— Вон какой вы бедняк… нищий…
— Я не нищий… Я дервиш, я странник аллаха.
Громко, от души рыгая, чайханщик принес чайники с чаем. Он вертелся около гостей и тревожно поглядывал на Синюю Чалму. Казах наелся, распарился в своем кожаном тулупе и добродушно сопел. Разговор о мусульманах его не интересовал.
Чай, густой, искусно заваренный, настроил дервиша на мирный лад. Взгляд его перестал колоть путешественника. Есть дервиш продолжал со вкусом и даже жадно. С пальцев стекало сало, лоснились от сала длинные жгуты усов, борода и даже растительность на открытой груди.

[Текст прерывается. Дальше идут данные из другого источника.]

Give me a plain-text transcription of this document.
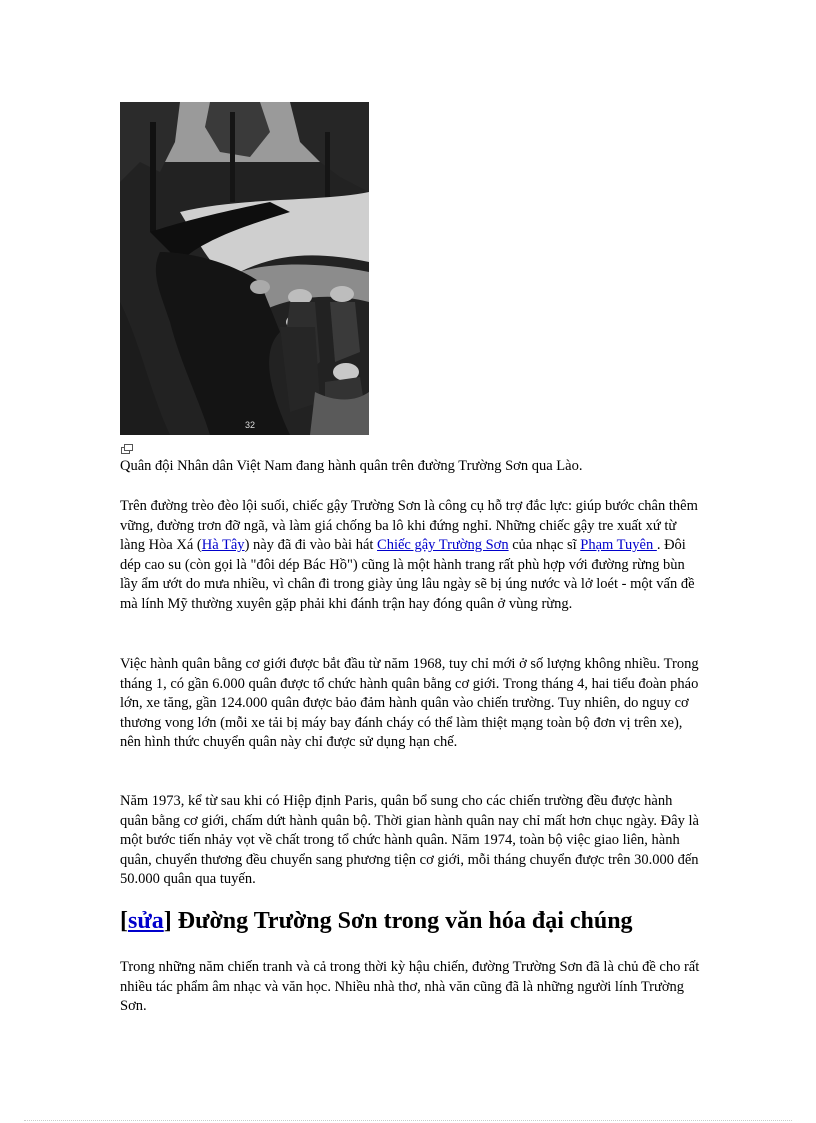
32
Quân đội Nhân dân Việt Nam đang hành quân trên đường Trường Sơn qua Lào.

Trên đường trèo đèo lội suối, chiếc gậy Trường Sơn là công cụ hỗ trợ đắc lực: giúp bước chân thêm vững, đường trơn đỡ ngã, và làm giá chống ba lô khi đứng nghỉ. Những chiếc gậy tre xuất xứ từ làng Hòa Xá (Hà Tây) này đã đi vào bài hát Chiếc gậy Trường Sơn của nhạc sĩ Phạm Tuyên . Đôi dép cao su (còn gọi là "đôi dép Bác Hồ") cũng là một hành trang rất phù hợp với đường rừng bùn lầy ẩm ướt do mưa nhiều, vì chân đi trong giày ủng lâu ngày sẽ bị úng nước và lở loét - một vấn đề mà lính Mỹ thường xuyên gặp phải khi đánh trận hay đóng quân ở vùng rừng.

Việc hành quân bằng cơ giới được bắt đầu từ năm 1968, tuy chỉ mới ở số lượng không nhiều. Trong tháng 1, có gần 6.000 quân được tổ chức hành quân bằng cơ giới. Trong tháng 4, hai tiểu đoàn pháo lớn, xe tăng, gần 124.000 quân được bảo đảm hành quân vào chiến trường. Tuy nhiên, do nguy cơ thương vong lớn (mỗi xe tải bị máy bay đánh cháy có thể làm thiệt mạng toàn bộ đơn vị trên xe), nên hình thức chuyển quân này chỉ được sử dụng hạn chế.

Năm 1973, kể từ sau khi có Hiệp định Paris, quân bổ sung cho các chiến trường đều được hành quân bằng cơ giới, chấm dứt hành quân bộ. Thời gian hành quân nay chỉ mất hơn chục ngày. Đây là một bước tiến nhảy vọt về chất trong tổ chức hành quân. Năm 1974, toàn bộ việc giao liên, hành quân, chuyển thương đều chuyển sang phương tiện cơ giới, mỗi tháng chuyển được trên 30.000 đến 50.000 quân qua tuyến.

[sửa] Đường Trường Sơn trong văn hóa đại chúng

Trong những năm chiến tranh và cả trong thời kỳ hậu chiến, đường Trường Sơn đã là chủ đề cho rất nhiều tác phẩm âm nhạc và văn học. Nhiều nhà thơ, nhà văn cũng đã là những người lính Trường Sơn.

Наконец он насытился. Вытянул руки над опустошенными мисками и только хотел прочитать благодарственную фатму, как это сделал с иронической усмешкой хозяин угощения.

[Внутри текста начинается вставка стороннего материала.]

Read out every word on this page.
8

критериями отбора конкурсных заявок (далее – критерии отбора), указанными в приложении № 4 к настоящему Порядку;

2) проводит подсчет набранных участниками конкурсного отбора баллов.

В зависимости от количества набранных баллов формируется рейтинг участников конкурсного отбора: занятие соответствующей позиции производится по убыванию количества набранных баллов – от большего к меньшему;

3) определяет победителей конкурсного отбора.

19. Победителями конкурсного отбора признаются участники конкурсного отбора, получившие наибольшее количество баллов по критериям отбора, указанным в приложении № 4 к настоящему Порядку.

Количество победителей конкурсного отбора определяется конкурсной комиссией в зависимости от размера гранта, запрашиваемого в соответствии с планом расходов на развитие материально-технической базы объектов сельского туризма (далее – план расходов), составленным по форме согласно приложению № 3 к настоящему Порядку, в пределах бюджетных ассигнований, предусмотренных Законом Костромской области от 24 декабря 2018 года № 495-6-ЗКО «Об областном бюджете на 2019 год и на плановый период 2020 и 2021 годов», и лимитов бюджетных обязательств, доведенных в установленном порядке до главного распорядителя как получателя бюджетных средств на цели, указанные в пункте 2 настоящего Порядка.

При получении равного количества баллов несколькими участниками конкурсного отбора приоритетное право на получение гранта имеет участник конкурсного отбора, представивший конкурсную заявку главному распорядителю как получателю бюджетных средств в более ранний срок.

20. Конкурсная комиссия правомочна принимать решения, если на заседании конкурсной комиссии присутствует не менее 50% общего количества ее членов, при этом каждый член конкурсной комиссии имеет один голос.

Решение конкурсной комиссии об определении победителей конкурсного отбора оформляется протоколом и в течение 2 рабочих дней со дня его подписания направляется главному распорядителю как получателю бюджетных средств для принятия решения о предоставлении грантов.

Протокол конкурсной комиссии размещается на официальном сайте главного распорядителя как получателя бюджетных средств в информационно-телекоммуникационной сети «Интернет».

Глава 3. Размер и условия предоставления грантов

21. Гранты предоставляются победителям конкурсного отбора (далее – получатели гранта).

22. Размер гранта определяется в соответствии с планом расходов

— Хэйли баррака, таъане саалык. Оомин обло!
Проведя руками по засаленной бороде, дервиш изумленно хмыкнул. Чайханщик даже глаза закатил от восторга.
— Я же говорил, я говорил. Они есть домулла… Настоящий домулла. Ученый мусульманин.

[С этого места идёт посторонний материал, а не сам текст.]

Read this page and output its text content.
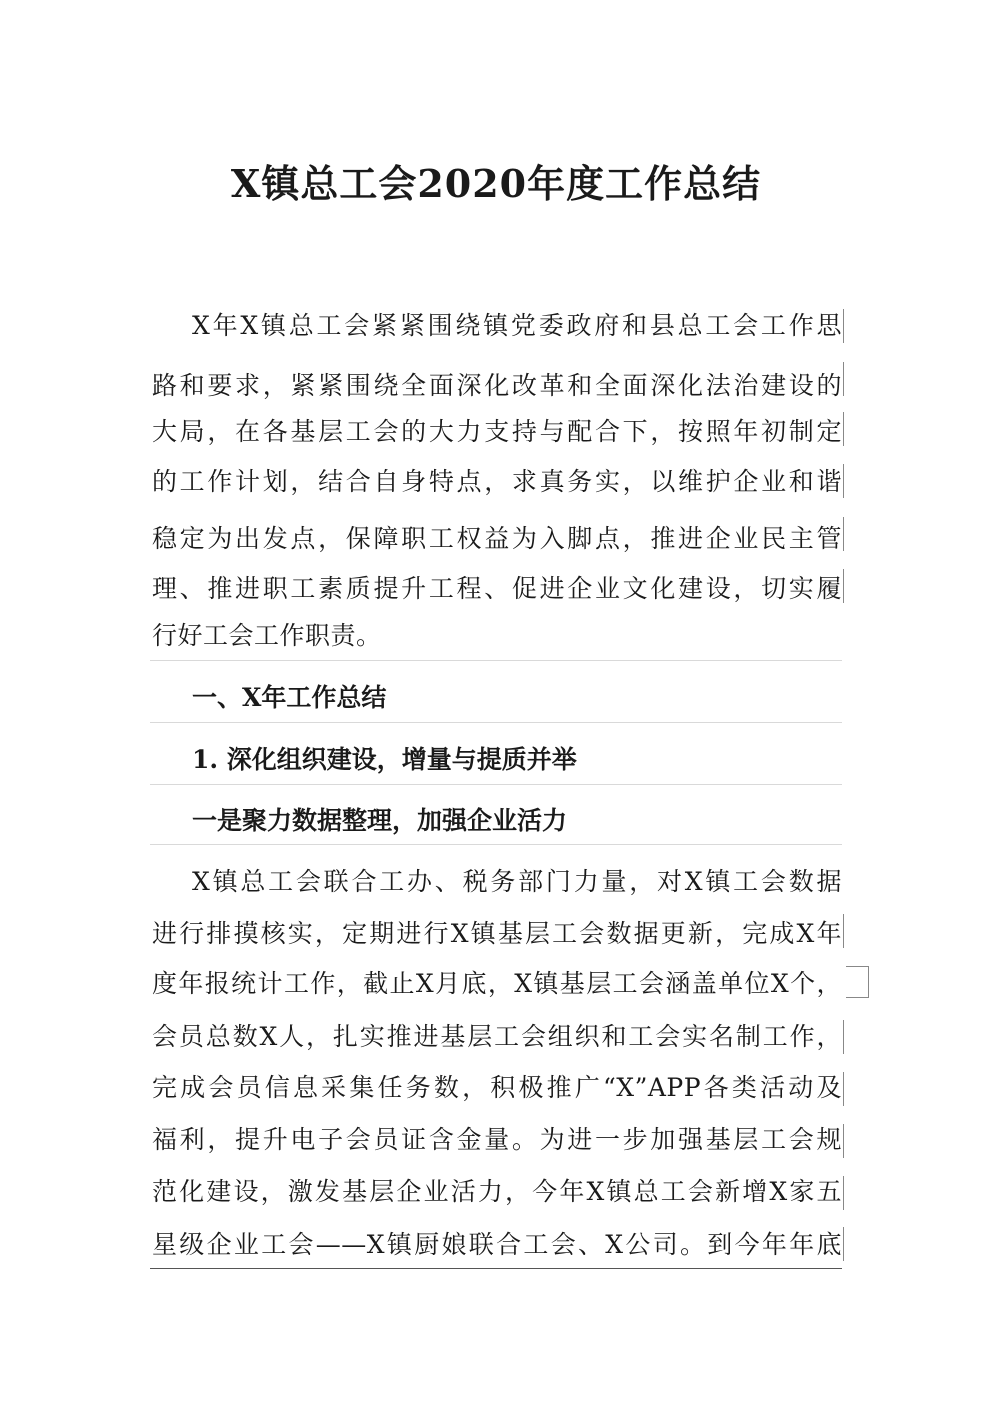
X镇总工会2020年度工作总结
X年X镇总工会紧紧围绕镇党委政府和县总工会工作思
路和要求，紧紧围绕全面深化改革和全面深化法治建设的
大局，在各基层工会的大力支持与配合下，按照年初制定
的工作计划，结合自身特点，求真务实，以维护企业和谐
稳定为出发点，保障职工权益为入脚点，推进企业民主管
理、推进职工素质提升工程、促进企业文化建设，切实履
行好工会工作职责。
一、X年工作总结
1. 深化组织建设，增量与提质并举
一是聚力数据整理，加强企业活力
X镇总工会联合工办、税务部门力量，对X镇工会数据
进行排摸核实，定期进行X镇基层工会数据更新，完成X年
度年报统计工作，截止X月底，X镇基层工会涵盖单位X个，
会员总数X人，扎实推进基层工会组织和工会实名制工作，
完成会员信息采集任务数，积极推广“X”APP各类活动及
福利，提升电子会员证含金量。为进一步加强基层工会规
范化建设，激发基层企业活力，今年X镇总工会新增X家五
星级企业工会——X镇厨娘联合工会、X公司。到今年年底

— Он — кяфир. — Дервиш показал на пробковый шлем, лежавший на полке. — Но пусть не думает, что мы не благодарны. Послушай меня, урус. Послушай одну притчу. Очень поучительную притчу.
Расположившись поудобнее, развалившись на паласе с пиалой в руке, он нараспев, гнусавой скороговоркой кишлачных бабушек принялся разматывать нить сказки:
— Было или не было, жили или не жили в бывшей или не бывшей стране, но был и жил в стране, именуемой Мастудж, достойный шах, и было у него сорок жен и красивых наложниц, полнотелых таких, что если лягут, то и подстилки не надо, такие жирные да мягкие они, разъелись на хлебах того шаха. Вот одна из красавиц понесла и в положенный час родила девочку на огорчение тому шаху. Но выросла та девочка красавицей, и стали к ней свататься разные принцы и царевичи. Да вот дочку шаха аллах проказой наказал. Посоветовался шах со своими верными визирями и по их совету запер прокаженную принцессу в башню. Ну и сидеть бы ей в башне, коротать свой век до смерти, так вздумал один царевич ту принцессу из башни освободить, увезти да на ней, прокаженной, жениться. Донесли про то мастуджскому шаху. Повелел он засаду под мостом во рву устроить, того молодого сумасброда подстеречь. И подстерегли, и схватили, и пред светлые очи шаха поставили. А он палача позвал и голову принцу приказал рубить. Ну и отрубили, а прокаженную принцессу удушили, — что там с прокаженной возиться, одна смута в государстве.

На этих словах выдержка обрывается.